Pat does have descendents. He just doesn’t have male descendents. It is true that Vicky comes across as strong willed but the way she will exert her will is by controlling her husband, Tom, like that’s hard. I know someone could argue well, some societies are egregiously sexist and Pat’s a dick besides” but I cannot think of a single Heinlein where the sexism breaks in the women’s favour.

On a related matter, not only is the saintly old African American on board is called Uncle” but he also turns out to be one of the crew who never got to have had any schooling. Uncle Alfred does manage to show the other telepaths how to seem obedient and submissive while maneuvering the boss into a position where they have to give someone like Uncle Alfred what he wants. Yeah. It’s not Farnham’s Freehold but I think you can see Farnham’s Freehold way off in the distance. 

Speaking of foreshadowing: in 1941’s Methuselah’s Children, protagonist Lazarus Long gets squicked by the idea of being romantically involved with a distant relative. In contrast, Tom has no such problem hooking up with his grand-niece Vicky, someone with whom he has shared an intimate mental connection since she was an infant. For those of you going ew”, Heinlein got much worse in the 1960s- so so much worse — so if this bit bothers you, go read some of the later stuff and the Tom/Vicky pairing will seem comparatively innocent. 

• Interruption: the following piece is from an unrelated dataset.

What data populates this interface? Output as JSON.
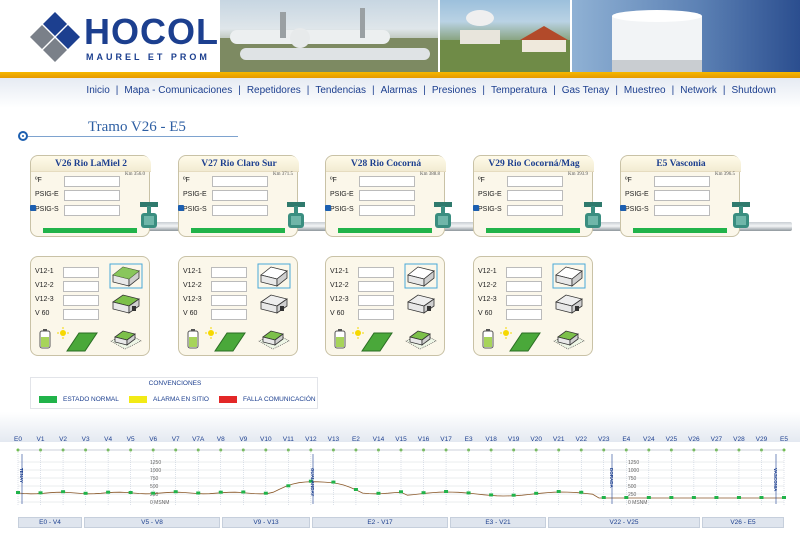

I’m left dissatisfied with this. Aside from the games with the unreliable narrator, those elements that are not recapitulations from earlier books are regrettable. It’s almost a regression and I was left with the impression of something like a trunk novel. I know the next book is better so I am left to wonder what exactly went wrong with the genesis of this novel.


  1. The loss of the Vasco de Gama serves two purposes. One, it underlines how dangerous exploration is. Second, it ensures that Lewis and Clarke and not the Vasco de Gama – headed for Alpha Centauri – is the first to find an Earth-like world.